D. In instances of extreme economic hardship, deviation from the
guidelines may be considered when the court finds the deviation is
supported by the evidence and is not detrimental to the best interests of
the child before the court.
E. If a parent is residing with a child with extraordinary medical
needs not covered by insurance or other special needs, the court must
consider all resources available for meeting such needs, including those
available from public agencies and other responsible adults.
F. In cases where the child is in the legal custody of the Department
of Human Services, the child protection or foster care agency of another
state or territory, or any other child-caring entity, public or private,
the court may consider a deviation from the presumptive child support
order if the deviation will assist in accomplishing a permanency plan or
foster care plan for the child that has a goal of returning the child to
the parent, and the parents need to establish an adequate household or to
otherwise adequately prepare herself or himself for the return of the
child clearly justifies a deviation for this purpose.
G. Extraordinary educational expenses.
1. Extraordinary educational expenses may be added to the presumptive
child support as a deviation. Extraordinary educational expenses
include, but are not limited to, tuition, room and board, books, fees,
and other reasonable and necessary expenses associated with special needs
education for a child with a disability under the Individuals with
Disabilities Educational Act that are appropriate to the financial
abilities of the parent.
2. In determining the amount of deviation for extraordinary educational
expenses, scholarships, grants, stipends, and other cost-reducing programs
received by or on behalf of the child shall be considered.
H. Special expenses.
1. Special expenses incurred for child rearing which can be quantified
may be added to the child support obligation as a deviation from the
Current Monthly Child Support Obligation. Such expenses include, but are
not limited to, private school tuition, camp, music or art lessons,
travel, school-sponsored extra-curricular activities, such as band,
clubs, and athletics, and other activities intended to enhance the
athletic, social or cultural development of a child, but that are not
otherwise required to be used in calculating the child support order as
are health insurance premiums and work-related child care costs.
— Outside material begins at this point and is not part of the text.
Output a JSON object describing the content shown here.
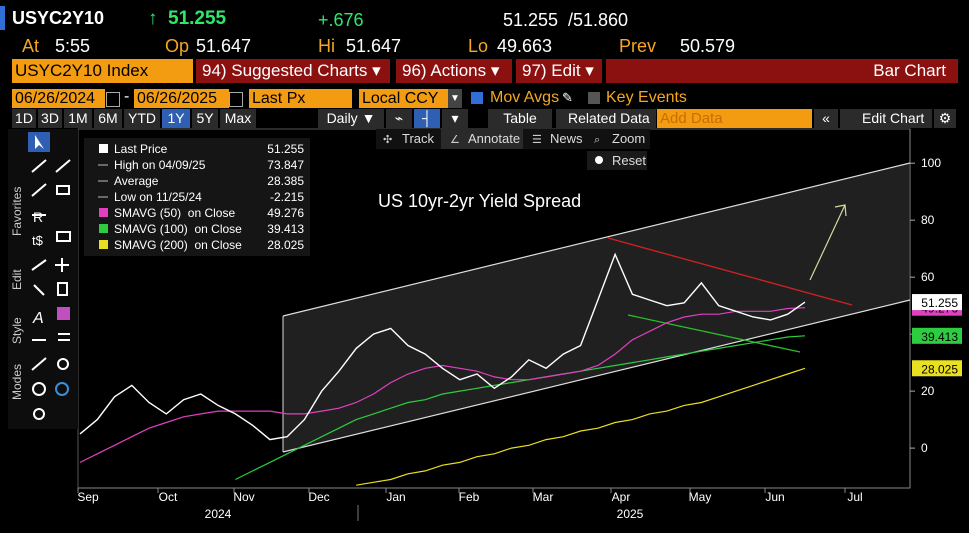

2. Some factors the court may consider in determining whether to
deviate for such extraordinary expenses include: a history of expenditure
for such activities, the financial ability of the parents to provide such
activities, and that the child has exhibited an extraordinary aptitude
for the activity.
3. In determining the amount of deviation for extraordinary educational
expenses, scholarships, grants, stipends, and other cost-reducing programs
received by or on behalf of the child shall be considered.